Phillips, an American, grew up in Florence and London. Her mother, Agnes Magruder, was an aspiring artist before marrying her first husband, Arshile Gorky, with whom she had two daughters. After Gorky committed suicide, Magruder wed Susannah's father, John Phillips, also an artist.  They later divorced; altogether John married five times. Phillips has one sister, four half-sisters, and one half-brother, almost all of them involved in the art world. "It wasn't as if I did something brave," she says. But her mother was not always encouraging and tried to yank her out of London's Slade School of Fine Art.

Phillips had her first solo show in London in 1987. "Then there was a long gap," she says. She moved to Montreal to be with her husband, and though she never stopped painting, she kept the work largely to herself. Her focus was on portraiture, and she began frequenting a local steam room, where she'll stay all day surreptitiously sketching the diverse nudes and then putting them into her compositions back in the studio. Montreal provided her breakthrough, "a shift away from looking too much at what I was painting," she says.

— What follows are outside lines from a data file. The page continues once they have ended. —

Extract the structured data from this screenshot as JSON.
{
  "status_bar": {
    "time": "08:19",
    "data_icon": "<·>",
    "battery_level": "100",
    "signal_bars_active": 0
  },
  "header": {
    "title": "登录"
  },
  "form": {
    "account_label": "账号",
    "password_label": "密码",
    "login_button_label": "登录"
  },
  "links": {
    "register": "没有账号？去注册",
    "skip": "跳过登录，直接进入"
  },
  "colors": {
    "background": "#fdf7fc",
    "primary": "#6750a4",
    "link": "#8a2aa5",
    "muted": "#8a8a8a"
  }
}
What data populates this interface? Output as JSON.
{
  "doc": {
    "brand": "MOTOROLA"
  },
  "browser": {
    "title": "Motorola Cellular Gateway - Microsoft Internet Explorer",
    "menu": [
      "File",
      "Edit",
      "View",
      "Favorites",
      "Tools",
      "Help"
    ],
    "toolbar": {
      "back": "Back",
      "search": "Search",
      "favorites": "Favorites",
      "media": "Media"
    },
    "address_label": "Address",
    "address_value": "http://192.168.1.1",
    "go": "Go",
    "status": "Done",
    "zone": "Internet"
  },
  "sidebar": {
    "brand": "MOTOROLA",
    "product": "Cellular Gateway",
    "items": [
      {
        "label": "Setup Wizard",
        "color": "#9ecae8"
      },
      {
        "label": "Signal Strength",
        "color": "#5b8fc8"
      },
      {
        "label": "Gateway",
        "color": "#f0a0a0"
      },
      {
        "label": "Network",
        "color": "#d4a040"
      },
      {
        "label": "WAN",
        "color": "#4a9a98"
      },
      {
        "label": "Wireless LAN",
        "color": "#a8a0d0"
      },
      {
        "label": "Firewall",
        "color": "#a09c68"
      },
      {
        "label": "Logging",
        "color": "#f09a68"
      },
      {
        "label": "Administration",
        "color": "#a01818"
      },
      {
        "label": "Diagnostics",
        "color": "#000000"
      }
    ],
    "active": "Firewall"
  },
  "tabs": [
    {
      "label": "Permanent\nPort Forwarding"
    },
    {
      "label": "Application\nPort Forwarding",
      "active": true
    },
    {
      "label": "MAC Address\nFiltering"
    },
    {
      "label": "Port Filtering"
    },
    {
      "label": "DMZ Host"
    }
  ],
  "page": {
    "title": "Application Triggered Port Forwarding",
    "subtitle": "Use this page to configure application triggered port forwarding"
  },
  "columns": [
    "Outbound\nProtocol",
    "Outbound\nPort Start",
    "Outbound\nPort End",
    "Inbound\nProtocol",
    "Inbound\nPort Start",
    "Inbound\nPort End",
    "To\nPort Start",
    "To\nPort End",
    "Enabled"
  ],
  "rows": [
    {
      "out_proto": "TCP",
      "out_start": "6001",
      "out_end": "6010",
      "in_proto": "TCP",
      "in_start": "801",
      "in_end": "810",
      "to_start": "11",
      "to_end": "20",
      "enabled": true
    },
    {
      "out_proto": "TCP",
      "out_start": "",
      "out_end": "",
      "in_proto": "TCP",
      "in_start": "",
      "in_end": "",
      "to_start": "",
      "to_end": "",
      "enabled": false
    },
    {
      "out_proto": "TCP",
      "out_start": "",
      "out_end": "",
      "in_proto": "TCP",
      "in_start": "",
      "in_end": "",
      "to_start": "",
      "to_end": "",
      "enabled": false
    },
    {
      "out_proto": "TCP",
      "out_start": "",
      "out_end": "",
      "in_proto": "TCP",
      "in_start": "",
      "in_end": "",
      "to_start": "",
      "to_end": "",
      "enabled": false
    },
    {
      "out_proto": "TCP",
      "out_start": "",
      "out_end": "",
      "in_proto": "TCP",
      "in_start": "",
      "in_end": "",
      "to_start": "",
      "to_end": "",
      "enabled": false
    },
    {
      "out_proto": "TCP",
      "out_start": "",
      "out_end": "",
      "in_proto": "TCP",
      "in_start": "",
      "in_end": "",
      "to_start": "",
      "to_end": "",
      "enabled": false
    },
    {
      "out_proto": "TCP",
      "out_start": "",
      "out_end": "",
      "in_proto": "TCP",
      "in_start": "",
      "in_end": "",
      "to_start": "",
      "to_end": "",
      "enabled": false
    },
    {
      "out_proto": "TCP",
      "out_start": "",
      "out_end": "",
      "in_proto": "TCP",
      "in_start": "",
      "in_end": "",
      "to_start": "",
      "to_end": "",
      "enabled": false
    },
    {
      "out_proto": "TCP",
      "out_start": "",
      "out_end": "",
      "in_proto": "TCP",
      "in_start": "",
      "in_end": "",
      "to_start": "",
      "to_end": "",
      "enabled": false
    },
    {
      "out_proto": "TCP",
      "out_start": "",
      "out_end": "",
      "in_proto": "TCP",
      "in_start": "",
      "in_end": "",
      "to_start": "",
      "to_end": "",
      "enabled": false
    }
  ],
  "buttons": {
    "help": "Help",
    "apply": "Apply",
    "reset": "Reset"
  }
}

Phillips's husband is a retired philosophy professor who has long played banjo, harmonica, and other instruments with folk singers Loudon Wainwright III and Kate and Anna McGarrigle. His playing at home doesn't intrude on her concentration, though. The music room is soundproof, and besides, Phillips has always preferred a live-work space to a separate studio for a simple reason: "I want to come here in my nightie."